One of my favorite researchers, Brene Brown, talks about blame in this short video:

“Blame is simply the discharge of comfort and pain. It has an inverse relationship with accountability.”

That’s it! That is what helps me to understand growth. In addition, Brene Brown (gahh, I just love her), said that we need to own our stories.

“You either walk inside your story and own it, or you stand outside your story and hustle for you worthiness.”

Dr. Brene Brown

That’s what I spent a good part of my childhood and young adult life doing–hustling for my worthiness. But after I was able to take an inventory of my shortcomings and decided to make some changes, I found that my worthiness wasn’t attached to anything I did or didn’t do. The main thread through all of this is ACCOUNTABILITY.
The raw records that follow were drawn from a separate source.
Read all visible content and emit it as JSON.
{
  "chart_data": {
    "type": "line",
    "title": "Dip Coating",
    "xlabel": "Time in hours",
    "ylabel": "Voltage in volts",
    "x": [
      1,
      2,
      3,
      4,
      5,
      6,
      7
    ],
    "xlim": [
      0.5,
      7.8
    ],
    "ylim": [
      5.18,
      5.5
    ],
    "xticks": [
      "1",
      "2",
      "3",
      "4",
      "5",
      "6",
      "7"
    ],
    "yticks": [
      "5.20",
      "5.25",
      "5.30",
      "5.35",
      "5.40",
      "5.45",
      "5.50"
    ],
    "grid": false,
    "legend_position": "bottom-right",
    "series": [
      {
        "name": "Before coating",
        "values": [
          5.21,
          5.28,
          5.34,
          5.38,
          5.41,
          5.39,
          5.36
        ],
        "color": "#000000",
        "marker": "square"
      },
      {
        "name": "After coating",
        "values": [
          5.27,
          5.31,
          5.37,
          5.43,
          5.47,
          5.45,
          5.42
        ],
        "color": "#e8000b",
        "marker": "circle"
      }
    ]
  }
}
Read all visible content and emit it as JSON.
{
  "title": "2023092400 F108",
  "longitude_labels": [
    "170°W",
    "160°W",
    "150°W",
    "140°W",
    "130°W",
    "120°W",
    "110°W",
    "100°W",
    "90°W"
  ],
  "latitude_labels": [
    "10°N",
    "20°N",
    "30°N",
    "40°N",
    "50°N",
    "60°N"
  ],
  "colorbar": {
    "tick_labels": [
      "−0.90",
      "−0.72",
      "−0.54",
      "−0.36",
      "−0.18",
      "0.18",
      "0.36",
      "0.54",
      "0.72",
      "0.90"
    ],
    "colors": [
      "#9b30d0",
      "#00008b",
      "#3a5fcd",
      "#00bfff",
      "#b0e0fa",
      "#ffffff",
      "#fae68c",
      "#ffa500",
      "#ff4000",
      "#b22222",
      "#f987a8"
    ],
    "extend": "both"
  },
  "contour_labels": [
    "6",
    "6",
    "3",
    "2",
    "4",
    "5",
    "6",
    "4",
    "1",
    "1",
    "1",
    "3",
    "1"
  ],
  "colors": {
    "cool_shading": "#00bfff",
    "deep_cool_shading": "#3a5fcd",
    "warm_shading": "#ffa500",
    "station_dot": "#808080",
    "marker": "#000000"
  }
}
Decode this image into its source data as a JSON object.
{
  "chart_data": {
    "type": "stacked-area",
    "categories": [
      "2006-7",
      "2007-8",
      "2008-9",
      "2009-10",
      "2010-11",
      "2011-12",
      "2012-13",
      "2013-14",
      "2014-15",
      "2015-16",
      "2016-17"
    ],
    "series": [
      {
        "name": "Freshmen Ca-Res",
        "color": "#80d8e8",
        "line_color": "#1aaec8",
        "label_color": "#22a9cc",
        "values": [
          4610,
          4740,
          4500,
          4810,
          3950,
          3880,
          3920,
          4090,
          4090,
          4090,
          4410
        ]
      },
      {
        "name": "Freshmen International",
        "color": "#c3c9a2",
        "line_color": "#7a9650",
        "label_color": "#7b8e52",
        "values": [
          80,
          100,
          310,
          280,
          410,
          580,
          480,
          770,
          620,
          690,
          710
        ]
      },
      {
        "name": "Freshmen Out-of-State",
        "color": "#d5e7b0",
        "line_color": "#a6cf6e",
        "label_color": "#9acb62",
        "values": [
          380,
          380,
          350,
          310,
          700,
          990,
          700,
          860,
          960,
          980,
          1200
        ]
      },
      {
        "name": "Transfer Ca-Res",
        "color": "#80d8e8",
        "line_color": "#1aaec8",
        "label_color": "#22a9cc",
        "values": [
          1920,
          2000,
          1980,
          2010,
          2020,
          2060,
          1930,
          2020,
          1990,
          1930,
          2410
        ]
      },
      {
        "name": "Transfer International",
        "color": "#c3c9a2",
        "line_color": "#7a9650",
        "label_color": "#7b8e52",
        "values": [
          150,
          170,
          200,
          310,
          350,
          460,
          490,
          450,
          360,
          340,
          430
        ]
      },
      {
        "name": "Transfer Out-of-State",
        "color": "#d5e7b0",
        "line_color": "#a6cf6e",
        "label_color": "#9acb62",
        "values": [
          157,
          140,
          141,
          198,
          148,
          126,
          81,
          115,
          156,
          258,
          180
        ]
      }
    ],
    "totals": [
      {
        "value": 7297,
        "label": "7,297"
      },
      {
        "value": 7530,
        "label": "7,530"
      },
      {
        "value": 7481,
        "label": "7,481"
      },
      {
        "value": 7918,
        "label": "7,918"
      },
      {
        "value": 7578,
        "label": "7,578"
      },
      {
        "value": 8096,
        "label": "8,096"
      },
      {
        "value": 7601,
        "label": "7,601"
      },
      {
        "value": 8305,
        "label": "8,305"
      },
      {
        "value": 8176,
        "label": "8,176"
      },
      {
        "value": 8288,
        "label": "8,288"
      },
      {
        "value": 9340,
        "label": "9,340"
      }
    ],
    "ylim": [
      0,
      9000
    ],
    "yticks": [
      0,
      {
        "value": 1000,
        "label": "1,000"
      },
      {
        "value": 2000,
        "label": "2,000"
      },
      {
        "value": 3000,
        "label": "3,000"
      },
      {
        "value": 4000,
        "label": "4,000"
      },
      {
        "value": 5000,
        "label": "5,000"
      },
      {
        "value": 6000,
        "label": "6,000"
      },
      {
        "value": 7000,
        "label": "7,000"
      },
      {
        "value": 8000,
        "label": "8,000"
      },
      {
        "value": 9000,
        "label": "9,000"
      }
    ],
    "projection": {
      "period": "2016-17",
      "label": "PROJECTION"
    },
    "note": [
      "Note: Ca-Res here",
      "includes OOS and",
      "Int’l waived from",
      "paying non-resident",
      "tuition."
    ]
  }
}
Do I take accountability all the time? No.
Am I perfect? Absolutely not.
However, I am trying to be better, to live my life without having to point fingers to the one at fault. I try to look at situations that are challenging me and ask, “What is my role in this?” I can also recognize that many things are out of my control (oooftah, it took me a while to get here). In fact, most everything is out of my control except for how I react to something. I am in charge of me and my emotions. I am in control of how I respond. That gives me freedom to take control of me and take accountability for me, which leads to growth. It’s an ongoing process that will never end, but I am willing to keep making strides to be free from blame.

My story is not unique. So many people have come before me in this journey, and I happen to know and love quite a few of them. When we do this work ourselves, it opens up the door to help others. My hope is that in sharing my story, you have found some healing.

“Your trauma is not your fault, but your healing is your responsibility.”



3 thoughts on “Free from Blame”

  1. I LOOOVE Brene Brown too. And her phrase “hustle for worthiness” Egads! It changed my life. I really like and can relate to this post, although I’ve never been to Al-Anon, taking inventory makes sense to me. Yay! for growing.


    1. Thank you for the comment and for reading the blog, Kelley! Brene Brown’s work has totally changed my life, too. It’s amazing what being vulnerable and leaning into the discomfort of life can do for a person. I’m so grateful for her work and for people like you who are diving in deep.

      Liked by 1 person

  2. I am enjoying reading the thoughts you both are expressing here! It makes me feel a bit closer to you and feels like getting to know L a bit better! I have loved watching you grow and grateful it has also helped me grow with you ! I only wish this had sound effects so I could hear your infectious laugh!! Keep writing!!